UK farmers have relied on European migrant workers for decades. A UK work visa scheme for migrant farm workers was in place in some form or another between 1945 and 2014 and participants were typically students from European countries. The Seasonal Agricultural Workers Scheme was restricted to Romanian and Bulgarian citizens from 2008 and was scrapped all together in 2014. The government considered that the demand could be met by EU workers allowed to come to the UK without visas, particularly from Eastern European countries.

Following reports of labour shortage and concerns about the effect of ending EU free movement a new seasonal worker pilot scheme was announced in 2018. The Migration Advisory Committee said at the time that without such a scheme there would have been the closure of many businesses in the agricultural sector.

The new seasonal worker scheme launched in March 2019 initially had a quota of 2,500 places per year.
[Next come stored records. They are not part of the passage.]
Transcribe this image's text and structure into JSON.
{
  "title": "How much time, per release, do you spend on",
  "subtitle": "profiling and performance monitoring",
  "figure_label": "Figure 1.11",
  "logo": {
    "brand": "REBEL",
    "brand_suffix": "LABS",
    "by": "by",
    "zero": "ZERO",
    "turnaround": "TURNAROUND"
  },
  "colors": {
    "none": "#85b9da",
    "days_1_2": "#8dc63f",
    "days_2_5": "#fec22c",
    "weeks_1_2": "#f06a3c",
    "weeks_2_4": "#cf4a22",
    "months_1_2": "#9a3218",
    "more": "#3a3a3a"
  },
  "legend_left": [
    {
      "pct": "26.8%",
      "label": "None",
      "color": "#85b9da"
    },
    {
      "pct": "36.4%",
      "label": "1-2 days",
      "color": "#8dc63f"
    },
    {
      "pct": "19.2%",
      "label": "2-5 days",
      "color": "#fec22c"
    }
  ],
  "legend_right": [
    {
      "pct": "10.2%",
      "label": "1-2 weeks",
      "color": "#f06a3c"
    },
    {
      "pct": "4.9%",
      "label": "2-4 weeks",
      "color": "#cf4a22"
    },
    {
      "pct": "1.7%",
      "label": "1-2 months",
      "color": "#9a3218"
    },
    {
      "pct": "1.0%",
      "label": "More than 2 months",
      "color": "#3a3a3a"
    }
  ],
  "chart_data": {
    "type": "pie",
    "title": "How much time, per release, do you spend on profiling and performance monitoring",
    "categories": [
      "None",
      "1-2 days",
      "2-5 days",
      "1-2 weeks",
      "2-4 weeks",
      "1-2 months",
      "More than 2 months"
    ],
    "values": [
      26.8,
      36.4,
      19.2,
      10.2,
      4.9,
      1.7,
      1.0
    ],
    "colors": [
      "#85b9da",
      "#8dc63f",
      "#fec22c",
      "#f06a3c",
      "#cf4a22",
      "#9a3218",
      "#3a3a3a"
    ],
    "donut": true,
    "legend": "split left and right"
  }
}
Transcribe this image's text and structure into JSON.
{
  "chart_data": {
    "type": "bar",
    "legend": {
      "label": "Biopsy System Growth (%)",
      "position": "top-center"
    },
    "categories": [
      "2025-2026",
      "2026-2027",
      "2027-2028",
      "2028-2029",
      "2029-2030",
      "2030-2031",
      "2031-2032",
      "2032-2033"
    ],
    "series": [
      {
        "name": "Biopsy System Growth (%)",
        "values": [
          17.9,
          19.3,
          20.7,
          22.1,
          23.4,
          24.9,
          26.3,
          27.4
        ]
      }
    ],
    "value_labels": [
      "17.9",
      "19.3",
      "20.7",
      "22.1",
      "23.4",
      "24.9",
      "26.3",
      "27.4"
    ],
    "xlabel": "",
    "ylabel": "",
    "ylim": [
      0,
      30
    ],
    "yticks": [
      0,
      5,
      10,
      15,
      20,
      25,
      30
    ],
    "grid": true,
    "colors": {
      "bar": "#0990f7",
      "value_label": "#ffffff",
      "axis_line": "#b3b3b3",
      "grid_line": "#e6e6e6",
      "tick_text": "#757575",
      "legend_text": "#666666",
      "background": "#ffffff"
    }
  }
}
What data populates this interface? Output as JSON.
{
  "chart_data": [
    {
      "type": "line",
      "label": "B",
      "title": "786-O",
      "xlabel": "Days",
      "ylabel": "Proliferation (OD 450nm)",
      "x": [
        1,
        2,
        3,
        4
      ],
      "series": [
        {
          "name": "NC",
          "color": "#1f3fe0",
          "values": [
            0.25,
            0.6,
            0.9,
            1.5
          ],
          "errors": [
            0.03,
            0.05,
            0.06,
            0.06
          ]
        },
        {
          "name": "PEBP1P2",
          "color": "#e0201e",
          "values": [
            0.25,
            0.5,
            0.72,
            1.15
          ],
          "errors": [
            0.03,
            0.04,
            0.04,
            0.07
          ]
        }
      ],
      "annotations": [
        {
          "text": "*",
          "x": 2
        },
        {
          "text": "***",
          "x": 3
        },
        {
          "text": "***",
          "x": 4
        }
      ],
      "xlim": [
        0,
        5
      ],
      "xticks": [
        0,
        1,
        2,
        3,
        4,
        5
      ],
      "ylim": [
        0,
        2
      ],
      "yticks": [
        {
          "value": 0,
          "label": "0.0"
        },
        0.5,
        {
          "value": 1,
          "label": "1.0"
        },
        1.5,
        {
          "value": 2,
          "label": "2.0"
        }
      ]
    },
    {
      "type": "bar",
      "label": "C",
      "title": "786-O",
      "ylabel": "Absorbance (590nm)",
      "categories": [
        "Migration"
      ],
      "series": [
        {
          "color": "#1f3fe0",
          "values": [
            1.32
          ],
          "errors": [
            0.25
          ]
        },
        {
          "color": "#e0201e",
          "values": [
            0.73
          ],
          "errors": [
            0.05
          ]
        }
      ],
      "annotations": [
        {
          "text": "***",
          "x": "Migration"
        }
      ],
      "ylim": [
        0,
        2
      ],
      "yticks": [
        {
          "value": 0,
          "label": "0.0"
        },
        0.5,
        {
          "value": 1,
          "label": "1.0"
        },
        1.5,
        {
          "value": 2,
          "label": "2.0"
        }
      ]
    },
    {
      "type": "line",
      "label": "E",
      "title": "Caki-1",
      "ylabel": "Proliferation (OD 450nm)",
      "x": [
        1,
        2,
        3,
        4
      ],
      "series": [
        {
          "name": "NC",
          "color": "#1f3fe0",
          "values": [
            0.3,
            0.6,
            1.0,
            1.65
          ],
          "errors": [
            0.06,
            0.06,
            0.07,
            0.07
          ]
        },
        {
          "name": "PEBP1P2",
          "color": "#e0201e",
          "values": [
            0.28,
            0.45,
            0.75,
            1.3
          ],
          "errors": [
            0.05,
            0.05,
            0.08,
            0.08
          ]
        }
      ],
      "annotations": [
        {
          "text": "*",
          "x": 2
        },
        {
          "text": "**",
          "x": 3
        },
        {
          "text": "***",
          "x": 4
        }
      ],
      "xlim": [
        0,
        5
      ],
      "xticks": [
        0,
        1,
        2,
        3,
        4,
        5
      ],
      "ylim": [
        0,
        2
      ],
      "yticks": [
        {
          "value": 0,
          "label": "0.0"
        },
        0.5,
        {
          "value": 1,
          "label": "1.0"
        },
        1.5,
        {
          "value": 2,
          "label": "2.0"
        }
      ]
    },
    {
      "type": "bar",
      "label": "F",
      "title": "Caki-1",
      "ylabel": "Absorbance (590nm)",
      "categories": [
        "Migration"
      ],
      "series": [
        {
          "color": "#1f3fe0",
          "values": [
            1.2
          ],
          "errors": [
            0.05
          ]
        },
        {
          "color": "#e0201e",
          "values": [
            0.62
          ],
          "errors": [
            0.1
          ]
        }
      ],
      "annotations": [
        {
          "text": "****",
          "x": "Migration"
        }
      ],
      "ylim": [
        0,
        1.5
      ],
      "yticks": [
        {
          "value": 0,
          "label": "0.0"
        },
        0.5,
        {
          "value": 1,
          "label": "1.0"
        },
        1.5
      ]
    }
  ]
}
When the pilot began the workers mainly came from Ukraine and Russia, but today there is a much wider range of nationals represented including from central Asian countries. The Johnson government said that the seasonal worker scheme would be in place at least until the end of 2024 but that quota would be gradually reduced. By contrast the Sunak government increased the quota for 2023 and 2024.

The mechanism

The Seasonal Worker visa is issued by the Home Office and the criteria is set in the immigration rules. The government has authorised a small number of recruitment companies known as ‘Scheme Operators’ to arrange seasonal workers visas. Farmers must hire their overseas workers through those companies and must demonstrate that they are actively trying to recruit UK based workers as well. They cannot sponsor seasonal worker visas directly. Most migrants working on the UK farms take out big loans to cover their upfront costs without knowing whether they will earn enough to pay off their debts. The Financial Times has reported that almost three quarters of the workers recruited through the seasonal workers scheme borrowed an average of more than £1,200 to come to the country and most had little certainty over how much they would earn once they arrived. The Financial Times has suggested that the scheme leaves the workers at risk of debt bondage and exploitation, unable to quit jobs even if they find work and facing living conditions worse than promised. David Neil said the Visa regime put care workers at risk. Neil’s report before he was sacked as the Chief Inspector of Borders said that “the net effect of these mistakes is that the Home Office created a system that invited large numbers of low skilled workers to this country who are at risk from exploitation”. He added that control measures to mitigate risk were totally inadequate with only one compliance officer for every 1,600 employers licenced to sponsor migrant workers.

Legal challenges

The Anti-trafficking and Labour Exploitation Unit brought legal challenges to the government seasonal workers visa scheme on the grounds that it breached Article 4 of the European Convention on Human Rights. They were seeking compensation for the client’s treatment but also declaration that the scheme breached the client’s Article 4 rights. The Guardian newspaper published an article on 1 April 2024 that suggests that migrant workers vulnerability to exploitation was compounded by the hostile environment, as fears of immigration enforcement action deterred them from reporting mistreatment or exploitation to the authorities. Dr Thiemann of The University of Leicester told The Guardian that it needs to be easier for workers to change employers, so that moving jobs was an actual possibility.